Although the TH axis role as a major driver of EE is well defined and recognized, mounting evidence indicates that the overall energy status of the organism affects the TH axis in a sort of afferent loop. In this context, the TH axis can be expanded to an adipose tissue-hypothalamus-pituitary-thyroid axis in which the secretion of leptin from adipocytes stimulates the release of TRH, which in turn promotes the secretion of TSH, ultimately promoting the secretion of TH and peripheral conversion of T4 into T3. The clinical correlate of these observations is the association between adiposity and serum T3 levels [51], and several cross-sectional studies that indicate a noteworthy association between T3 levels and EE (see above).
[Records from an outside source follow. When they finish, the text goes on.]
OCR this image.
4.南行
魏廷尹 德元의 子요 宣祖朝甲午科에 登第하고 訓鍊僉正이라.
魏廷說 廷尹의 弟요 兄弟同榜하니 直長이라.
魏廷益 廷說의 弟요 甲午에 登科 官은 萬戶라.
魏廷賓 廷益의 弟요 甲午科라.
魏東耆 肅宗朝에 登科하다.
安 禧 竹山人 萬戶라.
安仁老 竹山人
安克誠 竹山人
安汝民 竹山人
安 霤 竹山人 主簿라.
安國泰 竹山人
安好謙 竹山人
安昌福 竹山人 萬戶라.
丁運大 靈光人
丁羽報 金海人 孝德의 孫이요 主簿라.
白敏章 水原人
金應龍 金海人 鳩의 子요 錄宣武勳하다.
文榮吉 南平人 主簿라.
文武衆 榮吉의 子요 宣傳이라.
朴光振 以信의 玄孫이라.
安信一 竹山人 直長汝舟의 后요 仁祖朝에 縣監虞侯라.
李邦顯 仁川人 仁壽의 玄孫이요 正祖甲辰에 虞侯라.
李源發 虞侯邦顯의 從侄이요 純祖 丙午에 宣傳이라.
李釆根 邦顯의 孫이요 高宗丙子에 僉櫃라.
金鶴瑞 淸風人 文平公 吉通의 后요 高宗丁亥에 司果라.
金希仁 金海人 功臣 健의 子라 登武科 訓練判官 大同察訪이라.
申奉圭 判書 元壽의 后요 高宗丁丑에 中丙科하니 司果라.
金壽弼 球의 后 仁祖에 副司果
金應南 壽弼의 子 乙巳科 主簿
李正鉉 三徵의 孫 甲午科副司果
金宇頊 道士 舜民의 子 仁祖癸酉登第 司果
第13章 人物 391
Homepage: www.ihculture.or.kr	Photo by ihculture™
Importantly, this correlation is lost following weight reduction interventions, and the decrease in T3 (and EE) observed in post–weight loss individuals [68, 69] is thought to be a major contributor to the “metabolic memory” [70], which in turn is a major driver in weight regain. Redman et al. [71] showed that after 15% calorie restriction and weight loss, a metabolic chamber measured REE reduced ∼7% after corrected for weight loss and also associated with reduced TH axis. Similar observations were made in post–bariatric surgery patients after weight loss [72]. These changes are not limited to drastic weight loss interventions; in fact, we have documented a reduction in reduced total T3 and in the peripheral conversion of T4 into T3 after moderate weight loss over a period of 1 year [50]. Conversely, experimental overnutrition increases T3 levels and EE, likely as a short-term compensatory mechanism [73]. It has to be noted that this study was performed in prisoners [74], and thus, the validity of the informed consent process in this research project is questionable.

The replacement of T3 during weight loss interventions or its therapeutic use at supraphysiologic doses aimed to maintain or to increase EE to facilitate weight loss and postintervention weight maintenance have been attempted [75], and dangerously high doses of THs are occasionally found in nutritional supplements [76], the narrow therapeutic index of liothyronine, and its association with cardiovascular side effects [77] has prevented this application. In contrast, a more recent analysis of 29 common weight loss supplements demonstrated a much lesser amount of T3 or T4 in these products, possibly because of the enhanced awareness [78]. Nonetheless, the use of tissue- or receptor-specific thyromimetics [79] could overcome these shortcomings.

Aside from its direct action on energy-dissipating organs, TH has a key regulatory role in the central nervous system. Recent studies show that TH action in the hypothalamus regulates the metabolism in liver and BAT via the sympathetic and parasympathetic branches. T3 within the paraventricular nucleus controls glucose production and hepatic insulin sensitivity via sympathetic liver innervation. Conversely, T3 within the ventromedial nucleus induces sympathetic nervous system–mediated BAT activation. Timing and the route of administration, as well as acute vs chronic use of T3, were also found to be contributing factors to the effects of TH action in the central nervous system [80].

4. Conclusions

The effects of TH on energy metabolism are pervasive and well recognized in clinical evident thyroid dysfunction. The relative paucity of data on the effects of mild thyroid dysfunction on EE and energy metabolism is likely due to the relative insensitivity of the tools used to assess EE and its components in humans. Modulation of the TH axis to exploit its actions on EE remains an area of active research and promising drug development.